Despite his silver tongue, the British began to see a glibness about him. He became Captain Showbiz, as a London morning TV host put it.

Brown, in sharp contrast and in tacit rebuke of Blair, said: “I have never believed presentation should be a substitute for policy. I do not believe politics is about celebrity.”

Leftist members of the Labor Party resented Blair’s move to the center. They deplored the change of Clause IV of the party constitution from “common ownership of the means of production” to “wealth and opportunity…in the hands of the many, not the few.”

It is hard to fathom how Blair could have anything but contempt for Bush. Blair: intelligent, quick-witted, articulate, cultured and liberal. Bush: dumb, slayer of the English language, inarticulate, uncultured and reactionary.

But Blair and Bush do share one trait: piety. Blair even prayed with Bush over their decision to go to war. Prayer aside, the Blair-Bush duo have a “poisonously unpopular relationship” in Britain.

Whiffs of scandal also touched Blair and his party, provoking a criminal investigation of peerages being sold for campaign donations.

But Blair was not all bad. He pushed devolution for Scotland and Wales and power-sharing in Northern Ireland.

He supported same-sex marriage and banned fox hunting. (Oscar Wilde quipped about fox hunting: “The English country gentlemen galloping after a fox--the unspeakable in full pursuit of the uneatable.”)

The Blair government abolished hereditary peerages. It moved to make the House of Lords half-elected and half-appointed--but a mere halfway measure. The bloody House of Lords should either be abolished or all members elected.

Baroness Whitaker, rising in a recent Lords debate, said unassailably: “What I want to defend is the ancient and honorable tradition of people to choose their legislators.” But she knew the reality of the many crusty, old, cane-bearing Lords. She quoted Mark Twain to make her point: “I’m all for progress. It’s change I can’t stand.”

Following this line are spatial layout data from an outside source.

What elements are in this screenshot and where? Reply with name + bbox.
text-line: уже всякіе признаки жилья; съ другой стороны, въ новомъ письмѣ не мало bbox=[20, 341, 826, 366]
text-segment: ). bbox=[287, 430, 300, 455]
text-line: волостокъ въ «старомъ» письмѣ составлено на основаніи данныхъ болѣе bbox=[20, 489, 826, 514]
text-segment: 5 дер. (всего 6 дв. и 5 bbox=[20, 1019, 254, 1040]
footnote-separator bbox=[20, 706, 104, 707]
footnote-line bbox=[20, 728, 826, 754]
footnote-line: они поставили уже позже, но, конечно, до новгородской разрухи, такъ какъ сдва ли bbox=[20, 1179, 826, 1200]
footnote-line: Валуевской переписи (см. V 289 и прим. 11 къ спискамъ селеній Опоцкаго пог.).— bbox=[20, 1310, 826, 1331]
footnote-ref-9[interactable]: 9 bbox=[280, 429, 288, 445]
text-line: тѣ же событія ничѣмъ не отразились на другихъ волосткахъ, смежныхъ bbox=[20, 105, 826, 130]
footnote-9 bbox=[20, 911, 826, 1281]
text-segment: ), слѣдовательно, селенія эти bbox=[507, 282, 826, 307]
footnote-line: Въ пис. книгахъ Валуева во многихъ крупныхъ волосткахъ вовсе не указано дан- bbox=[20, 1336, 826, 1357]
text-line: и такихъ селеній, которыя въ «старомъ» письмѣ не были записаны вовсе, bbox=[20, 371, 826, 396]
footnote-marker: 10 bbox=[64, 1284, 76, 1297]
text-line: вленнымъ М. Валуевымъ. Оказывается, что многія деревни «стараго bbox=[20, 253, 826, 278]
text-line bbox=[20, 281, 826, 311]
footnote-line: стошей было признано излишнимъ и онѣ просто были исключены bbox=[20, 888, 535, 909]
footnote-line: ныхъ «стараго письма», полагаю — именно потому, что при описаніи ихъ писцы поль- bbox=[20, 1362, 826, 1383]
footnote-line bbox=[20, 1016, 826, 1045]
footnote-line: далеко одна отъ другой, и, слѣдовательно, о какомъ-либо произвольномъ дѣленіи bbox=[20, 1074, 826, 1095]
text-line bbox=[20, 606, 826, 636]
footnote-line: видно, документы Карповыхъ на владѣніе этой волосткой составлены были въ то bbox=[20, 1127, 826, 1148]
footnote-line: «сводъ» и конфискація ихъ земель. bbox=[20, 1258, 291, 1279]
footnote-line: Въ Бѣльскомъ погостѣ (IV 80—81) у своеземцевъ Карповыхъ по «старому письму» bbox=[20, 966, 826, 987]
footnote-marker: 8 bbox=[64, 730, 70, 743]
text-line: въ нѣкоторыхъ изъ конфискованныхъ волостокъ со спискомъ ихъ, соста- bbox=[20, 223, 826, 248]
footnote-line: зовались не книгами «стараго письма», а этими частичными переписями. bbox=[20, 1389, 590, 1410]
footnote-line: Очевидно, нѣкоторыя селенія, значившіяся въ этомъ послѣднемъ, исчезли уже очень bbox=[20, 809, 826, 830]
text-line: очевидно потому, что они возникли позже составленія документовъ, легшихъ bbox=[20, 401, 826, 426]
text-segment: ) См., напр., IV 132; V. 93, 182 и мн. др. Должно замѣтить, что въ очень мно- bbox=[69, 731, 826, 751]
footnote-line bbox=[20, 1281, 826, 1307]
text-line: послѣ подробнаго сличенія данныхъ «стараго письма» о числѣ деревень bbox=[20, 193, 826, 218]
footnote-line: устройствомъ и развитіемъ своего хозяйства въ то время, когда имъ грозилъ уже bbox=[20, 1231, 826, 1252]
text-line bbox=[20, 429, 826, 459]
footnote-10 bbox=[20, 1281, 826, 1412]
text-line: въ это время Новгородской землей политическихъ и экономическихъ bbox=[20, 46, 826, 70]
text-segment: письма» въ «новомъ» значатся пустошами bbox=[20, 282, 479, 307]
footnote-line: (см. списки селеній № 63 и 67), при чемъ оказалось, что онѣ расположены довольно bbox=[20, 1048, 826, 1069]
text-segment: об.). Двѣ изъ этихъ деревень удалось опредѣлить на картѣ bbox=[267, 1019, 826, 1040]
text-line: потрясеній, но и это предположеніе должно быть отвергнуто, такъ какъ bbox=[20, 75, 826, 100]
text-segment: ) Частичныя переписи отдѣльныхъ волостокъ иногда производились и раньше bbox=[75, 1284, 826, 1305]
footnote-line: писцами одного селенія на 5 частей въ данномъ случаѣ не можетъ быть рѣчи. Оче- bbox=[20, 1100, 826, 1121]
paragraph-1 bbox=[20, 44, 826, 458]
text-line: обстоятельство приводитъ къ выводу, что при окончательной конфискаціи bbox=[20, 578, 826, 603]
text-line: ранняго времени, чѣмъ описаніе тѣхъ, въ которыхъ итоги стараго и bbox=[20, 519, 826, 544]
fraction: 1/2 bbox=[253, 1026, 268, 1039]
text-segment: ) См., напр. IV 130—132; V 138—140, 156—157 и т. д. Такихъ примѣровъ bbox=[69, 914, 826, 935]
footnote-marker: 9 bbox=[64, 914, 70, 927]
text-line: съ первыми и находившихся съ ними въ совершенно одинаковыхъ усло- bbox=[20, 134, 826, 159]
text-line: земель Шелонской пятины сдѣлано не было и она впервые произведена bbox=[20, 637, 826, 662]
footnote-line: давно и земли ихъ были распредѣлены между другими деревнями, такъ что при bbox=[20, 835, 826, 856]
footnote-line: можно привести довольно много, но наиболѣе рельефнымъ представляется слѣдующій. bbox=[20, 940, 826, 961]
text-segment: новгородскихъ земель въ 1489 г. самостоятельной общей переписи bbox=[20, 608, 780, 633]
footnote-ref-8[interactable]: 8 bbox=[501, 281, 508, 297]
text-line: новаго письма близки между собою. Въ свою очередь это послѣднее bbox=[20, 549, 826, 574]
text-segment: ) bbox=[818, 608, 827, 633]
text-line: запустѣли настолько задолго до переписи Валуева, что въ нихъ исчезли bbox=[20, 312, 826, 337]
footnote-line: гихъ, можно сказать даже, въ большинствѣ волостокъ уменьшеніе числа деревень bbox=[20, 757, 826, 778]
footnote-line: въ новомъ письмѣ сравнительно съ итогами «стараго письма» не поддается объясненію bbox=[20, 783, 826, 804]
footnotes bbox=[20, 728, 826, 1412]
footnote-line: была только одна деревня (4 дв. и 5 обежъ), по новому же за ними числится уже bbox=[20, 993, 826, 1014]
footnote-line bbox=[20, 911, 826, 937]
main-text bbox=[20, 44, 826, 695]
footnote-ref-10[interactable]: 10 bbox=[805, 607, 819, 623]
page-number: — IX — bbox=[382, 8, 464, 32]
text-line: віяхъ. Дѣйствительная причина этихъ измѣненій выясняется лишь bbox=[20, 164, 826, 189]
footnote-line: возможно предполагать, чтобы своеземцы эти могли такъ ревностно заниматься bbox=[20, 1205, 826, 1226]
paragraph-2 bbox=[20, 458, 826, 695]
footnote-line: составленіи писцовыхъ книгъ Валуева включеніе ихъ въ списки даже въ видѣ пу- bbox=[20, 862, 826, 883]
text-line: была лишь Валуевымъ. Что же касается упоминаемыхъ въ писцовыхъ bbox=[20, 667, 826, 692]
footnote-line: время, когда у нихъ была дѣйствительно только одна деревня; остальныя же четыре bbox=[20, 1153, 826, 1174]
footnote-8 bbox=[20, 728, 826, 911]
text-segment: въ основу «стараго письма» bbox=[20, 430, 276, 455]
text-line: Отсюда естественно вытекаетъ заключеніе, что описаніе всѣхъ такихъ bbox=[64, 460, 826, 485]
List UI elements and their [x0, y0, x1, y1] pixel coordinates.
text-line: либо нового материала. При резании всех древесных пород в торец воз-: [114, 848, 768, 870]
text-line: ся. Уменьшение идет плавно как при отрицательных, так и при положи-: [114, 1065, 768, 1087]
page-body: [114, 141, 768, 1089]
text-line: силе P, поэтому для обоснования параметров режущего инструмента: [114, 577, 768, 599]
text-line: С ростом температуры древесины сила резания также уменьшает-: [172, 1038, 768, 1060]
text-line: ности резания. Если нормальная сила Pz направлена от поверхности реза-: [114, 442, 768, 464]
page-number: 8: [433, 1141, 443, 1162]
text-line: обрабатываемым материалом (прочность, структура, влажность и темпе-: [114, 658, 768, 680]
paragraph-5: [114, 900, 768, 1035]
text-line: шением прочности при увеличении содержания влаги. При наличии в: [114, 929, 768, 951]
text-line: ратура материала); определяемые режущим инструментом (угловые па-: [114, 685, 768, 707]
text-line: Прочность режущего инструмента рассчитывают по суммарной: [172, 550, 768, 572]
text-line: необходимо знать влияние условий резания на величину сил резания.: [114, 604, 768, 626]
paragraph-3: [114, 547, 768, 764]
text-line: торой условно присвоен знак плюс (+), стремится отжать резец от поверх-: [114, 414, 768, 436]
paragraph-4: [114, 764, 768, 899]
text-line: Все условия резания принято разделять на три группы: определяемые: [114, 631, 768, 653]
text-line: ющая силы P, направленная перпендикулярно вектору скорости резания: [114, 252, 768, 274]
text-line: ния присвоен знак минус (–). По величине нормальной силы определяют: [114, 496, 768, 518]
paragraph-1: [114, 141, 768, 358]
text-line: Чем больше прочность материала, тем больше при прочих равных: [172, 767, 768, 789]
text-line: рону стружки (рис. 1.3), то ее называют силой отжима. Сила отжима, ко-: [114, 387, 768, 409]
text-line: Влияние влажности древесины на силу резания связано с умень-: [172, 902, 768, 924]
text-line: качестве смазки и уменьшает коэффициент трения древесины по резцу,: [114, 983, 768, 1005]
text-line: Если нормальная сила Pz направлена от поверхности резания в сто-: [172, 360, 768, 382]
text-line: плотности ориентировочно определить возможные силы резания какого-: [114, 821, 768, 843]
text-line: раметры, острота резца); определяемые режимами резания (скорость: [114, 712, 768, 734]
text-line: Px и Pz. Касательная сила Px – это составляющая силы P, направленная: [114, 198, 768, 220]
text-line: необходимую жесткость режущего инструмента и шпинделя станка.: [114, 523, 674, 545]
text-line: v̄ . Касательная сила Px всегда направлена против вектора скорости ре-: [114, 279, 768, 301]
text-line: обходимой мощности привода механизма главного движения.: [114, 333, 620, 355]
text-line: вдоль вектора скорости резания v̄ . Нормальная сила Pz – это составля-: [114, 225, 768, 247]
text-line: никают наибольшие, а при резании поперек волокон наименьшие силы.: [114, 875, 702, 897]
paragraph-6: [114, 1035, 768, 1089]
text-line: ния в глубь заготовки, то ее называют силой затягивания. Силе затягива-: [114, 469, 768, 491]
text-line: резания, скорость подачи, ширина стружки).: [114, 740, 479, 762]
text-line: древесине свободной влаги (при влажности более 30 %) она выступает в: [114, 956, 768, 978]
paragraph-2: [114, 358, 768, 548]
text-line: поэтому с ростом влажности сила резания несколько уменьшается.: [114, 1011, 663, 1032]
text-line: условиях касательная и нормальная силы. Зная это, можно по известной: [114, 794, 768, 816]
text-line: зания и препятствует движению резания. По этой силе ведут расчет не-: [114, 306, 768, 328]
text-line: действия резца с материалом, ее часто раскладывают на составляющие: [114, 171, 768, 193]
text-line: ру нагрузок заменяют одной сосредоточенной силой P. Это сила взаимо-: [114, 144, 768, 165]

Brown, on the other hand, has proposed election of all 731 members of the House of Lords, declaring that a “different type of politics” is needed.

Blair was also right about urging African debt relief and seeking action on global warming. He secured a minimum wage, about twice that of America’s.

Whereas Bush wanted to privatize Social Security, Blair strengthened the British version. Whereas Bush and his baleful crew accuse anyone who mentions the ever-widening gap between the Haves and Have Nots as class warfare, the Blair government reversed inequality fostered by the rebarbative Thatcher.

Nevertheless, the Blair legacy will be forever tarred by joining an unnecessary, unjust and unholy war in Iraq.